Is there a balance between accommodating the number of people who want to marvel and enjoy the highway’s views, and restricting the volume of people to an amount the land can sustain? Or is it a simple imbalance of a limited supply of rugged, empty coastline and excess of demand to enjoy it in undisturbed natural beauty?

On one occasion driving through Big Sur over Thanksgiving weekend, we decided to stop at Pfeiffer Beach, famous for a rock poking up off the sandy beach with a hole in the middle of it. During the Fall, the sun sets through the keyhole of the rock in a ray of golden light mixed with the ebb and flow of whitewater lapping through the empty space.

When the parking lot to Pfeiffer Beach is full, one car can enter only after one car leaves. By the time we saw the pileup of cars backed up in line to enter, the single lane road was too narrow to turn around. Inching forward minute by minute, we luckily made it the front of the line before the clock struck sunset.

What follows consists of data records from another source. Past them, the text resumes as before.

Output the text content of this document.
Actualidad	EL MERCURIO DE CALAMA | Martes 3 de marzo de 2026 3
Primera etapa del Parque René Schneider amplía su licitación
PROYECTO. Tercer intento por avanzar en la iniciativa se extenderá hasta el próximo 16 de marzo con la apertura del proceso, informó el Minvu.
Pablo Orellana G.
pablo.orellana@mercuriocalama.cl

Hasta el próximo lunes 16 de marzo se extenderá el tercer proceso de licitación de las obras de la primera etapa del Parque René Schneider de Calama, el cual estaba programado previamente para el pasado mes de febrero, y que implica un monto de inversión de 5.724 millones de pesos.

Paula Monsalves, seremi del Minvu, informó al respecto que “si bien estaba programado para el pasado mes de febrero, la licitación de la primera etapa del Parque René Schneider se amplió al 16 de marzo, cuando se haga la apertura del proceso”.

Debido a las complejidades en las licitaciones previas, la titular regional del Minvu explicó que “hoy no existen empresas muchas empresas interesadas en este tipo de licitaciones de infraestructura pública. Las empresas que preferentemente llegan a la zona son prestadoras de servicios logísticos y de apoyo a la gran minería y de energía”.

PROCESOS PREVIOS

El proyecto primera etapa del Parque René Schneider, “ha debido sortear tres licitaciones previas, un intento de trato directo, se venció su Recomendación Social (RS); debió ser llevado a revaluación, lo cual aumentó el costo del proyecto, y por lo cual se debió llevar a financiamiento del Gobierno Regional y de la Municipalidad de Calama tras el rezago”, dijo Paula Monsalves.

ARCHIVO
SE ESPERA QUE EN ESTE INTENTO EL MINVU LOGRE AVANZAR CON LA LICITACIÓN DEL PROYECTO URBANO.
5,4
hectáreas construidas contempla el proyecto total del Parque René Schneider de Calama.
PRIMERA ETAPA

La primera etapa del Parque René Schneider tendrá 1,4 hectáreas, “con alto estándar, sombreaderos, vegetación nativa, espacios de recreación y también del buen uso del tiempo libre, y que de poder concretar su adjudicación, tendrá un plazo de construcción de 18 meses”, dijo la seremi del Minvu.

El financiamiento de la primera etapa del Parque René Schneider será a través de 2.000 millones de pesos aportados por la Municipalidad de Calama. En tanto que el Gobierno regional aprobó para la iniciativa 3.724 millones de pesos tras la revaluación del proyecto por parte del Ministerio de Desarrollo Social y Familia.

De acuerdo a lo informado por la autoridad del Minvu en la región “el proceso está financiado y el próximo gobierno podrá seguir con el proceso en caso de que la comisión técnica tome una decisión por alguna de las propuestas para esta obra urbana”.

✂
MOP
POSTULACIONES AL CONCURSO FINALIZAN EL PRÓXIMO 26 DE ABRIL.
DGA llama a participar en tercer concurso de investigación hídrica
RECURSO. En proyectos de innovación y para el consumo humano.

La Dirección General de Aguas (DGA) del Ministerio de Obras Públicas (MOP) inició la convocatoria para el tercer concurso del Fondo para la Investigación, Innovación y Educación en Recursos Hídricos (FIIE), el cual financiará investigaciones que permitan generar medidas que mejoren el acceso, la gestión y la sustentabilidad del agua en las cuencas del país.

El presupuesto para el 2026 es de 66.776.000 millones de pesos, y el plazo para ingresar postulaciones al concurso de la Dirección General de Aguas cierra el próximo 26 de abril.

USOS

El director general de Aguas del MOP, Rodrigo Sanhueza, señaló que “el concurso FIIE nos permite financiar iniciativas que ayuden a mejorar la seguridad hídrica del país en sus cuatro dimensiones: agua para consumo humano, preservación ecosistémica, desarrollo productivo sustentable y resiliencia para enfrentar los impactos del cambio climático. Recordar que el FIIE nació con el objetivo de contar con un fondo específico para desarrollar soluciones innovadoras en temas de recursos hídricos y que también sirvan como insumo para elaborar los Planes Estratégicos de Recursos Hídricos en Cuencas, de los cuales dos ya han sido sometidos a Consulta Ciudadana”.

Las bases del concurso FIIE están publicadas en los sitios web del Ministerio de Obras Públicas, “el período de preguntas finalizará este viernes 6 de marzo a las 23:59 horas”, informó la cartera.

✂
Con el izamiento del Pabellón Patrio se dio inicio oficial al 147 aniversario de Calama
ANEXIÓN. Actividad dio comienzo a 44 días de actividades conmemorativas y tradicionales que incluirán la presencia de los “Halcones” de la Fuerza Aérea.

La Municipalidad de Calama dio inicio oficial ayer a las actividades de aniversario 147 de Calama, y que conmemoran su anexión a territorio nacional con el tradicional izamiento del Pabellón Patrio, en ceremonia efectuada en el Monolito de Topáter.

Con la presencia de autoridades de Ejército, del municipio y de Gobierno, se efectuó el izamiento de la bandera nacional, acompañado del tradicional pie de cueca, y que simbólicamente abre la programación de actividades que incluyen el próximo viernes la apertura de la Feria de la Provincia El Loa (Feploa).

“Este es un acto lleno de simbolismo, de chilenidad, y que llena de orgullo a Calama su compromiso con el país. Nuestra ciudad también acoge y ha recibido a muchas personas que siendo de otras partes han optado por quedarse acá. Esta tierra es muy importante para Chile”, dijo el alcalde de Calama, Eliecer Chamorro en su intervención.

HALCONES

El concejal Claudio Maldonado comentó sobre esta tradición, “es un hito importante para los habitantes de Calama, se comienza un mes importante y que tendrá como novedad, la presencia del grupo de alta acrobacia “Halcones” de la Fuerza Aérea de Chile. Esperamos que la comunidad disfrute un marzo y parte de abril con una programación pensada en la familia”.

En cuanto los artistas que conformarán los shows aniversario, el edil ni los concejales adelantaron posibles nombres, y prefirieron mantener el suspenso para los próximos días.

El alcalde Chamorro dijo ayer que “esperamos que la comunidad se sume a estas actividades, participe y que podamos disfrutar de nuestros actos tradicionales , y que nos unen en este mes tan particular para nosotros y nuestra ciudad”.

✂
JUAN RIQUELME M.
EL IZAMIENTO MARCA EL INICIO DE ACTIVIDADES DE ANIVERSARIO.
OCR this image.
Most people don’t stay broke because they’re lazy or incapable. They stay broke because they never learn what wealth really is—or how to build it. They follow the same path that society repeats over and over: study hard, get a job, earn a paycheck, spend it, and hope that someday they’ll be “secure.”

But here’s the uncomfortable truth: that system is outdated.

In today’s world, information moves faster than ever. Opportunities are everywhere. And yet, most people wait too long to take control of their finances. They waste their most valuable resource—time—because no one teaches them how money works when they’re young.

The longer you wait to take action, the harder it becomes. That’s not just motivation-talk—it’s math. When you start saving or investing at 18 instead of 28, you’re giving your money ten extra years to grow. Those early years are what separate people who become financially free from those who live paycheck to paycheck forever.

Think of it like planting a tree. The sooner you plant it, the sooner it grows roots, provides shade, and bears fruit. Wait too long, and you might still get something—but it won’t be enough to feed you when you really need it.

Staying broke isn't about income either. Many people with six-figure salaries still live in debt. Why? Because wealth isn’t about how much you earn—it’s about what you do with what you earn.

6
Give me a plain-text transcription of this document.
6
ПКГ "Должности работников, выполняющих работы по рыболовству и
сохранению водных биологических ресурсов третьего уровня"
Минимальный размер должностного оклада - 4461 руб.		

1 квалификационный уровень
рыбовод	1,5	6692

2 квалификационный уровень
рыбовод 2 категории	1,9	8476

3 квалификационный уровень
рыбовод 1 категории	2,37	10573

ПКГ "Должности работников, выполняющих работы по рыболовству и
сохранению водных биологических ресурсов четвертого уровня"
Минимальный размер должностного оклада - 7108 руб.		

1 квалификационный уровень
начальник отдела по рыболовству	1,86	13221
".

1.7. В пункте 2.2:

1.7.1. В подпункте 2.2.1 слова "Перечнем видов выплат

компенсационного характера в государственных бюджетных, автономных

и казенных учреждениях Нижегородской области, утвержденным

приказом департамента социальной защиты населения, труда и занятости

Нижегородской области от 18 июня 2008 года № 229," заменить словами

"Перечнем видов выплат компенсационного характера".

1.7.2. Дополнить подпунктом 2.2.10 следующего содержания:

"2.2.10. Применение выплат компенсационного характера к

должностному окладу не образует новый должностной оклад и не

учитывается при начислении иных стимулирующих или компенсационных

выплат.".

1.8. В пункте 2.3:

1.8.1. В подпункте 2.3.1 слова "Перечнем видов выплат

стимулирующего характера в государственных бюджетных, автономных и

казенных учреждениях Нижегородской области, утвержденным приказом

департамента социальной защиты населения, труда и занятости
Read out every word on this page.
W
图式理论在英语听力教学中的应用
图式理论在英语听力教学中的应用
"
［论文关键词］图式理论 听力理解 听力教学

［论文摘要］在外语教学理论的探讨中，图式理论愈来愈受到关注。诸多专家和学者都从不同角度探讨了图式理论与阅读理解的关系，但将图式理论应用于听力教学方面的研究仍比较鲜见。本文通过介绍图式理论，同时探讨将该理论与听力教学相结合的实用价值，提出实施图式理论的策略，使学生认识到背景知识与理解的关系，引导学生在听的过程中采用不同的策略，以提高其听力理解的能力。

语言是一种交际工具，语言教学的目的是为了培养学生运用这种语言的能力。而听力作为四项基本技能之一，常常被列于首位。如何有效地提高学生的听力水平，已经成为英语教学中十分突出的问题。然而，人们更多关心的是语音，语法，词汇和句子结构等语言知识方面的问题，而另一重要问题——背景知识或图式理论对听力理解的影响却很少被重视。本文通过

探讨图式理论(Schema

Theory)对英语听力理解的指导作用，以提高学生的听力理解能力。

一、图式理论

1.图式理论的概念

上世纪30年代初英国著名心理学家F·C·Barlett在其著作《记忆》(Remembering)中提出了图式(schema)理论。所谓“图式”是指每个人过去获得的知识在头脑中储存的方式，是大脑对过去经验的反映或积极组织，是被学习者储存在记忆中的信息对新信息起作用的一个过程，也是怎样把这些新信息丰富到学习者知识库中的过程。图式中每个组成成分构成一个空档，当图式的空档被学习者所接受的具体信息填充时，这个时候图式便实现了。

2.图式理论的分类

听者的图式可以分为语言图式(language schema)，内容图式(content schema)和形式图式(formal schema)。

We asked the park ranger, “Why are there so many people?”

“It’s because of the internet,” he said.

Oh right, those hundreds of photos posted on Instagram, travel blogs and any other page that Google’s spiders can find have spread the word about the sun’s passage through the keyhole in the rock. I’m guilty of it too. At the beach, there was a horde of photographers with tripods like paparazzi, time lapse filming the event. We hoped to have a special and highly personal encounter with nature. Singular person (or couple) in the vast tapestry of geological wonder. Instead, we were in the middle of a major tourist attraction.

Part of me was annoyed. I wanted Big Sur its lonely glory—to feel that I “discovered” a secret. But then I remembered that nature cannot be owned. The notion of ownership and dominance is what got us into this global warming mess in the first place. This wasn’t the time to be trailblazing and rebellious, to find an undisturbed photogenic lookout to disturb for my gain. Paying respect to mother earth in a mindful manner within regulated perimeters isn’t square, it further protects the wild spaces. Joining the audience of people, I surrendered to being part of something magical and significant, like watching the Northern Lights in Iceland, or witnessing the three-story tall waves crash into Waimea Bay in Hawaii during the winter. Through the lens of individual experience and shared evolutionary biology, we universally recognize the brushstrokes-of-a-higher-power miracle as beautiful.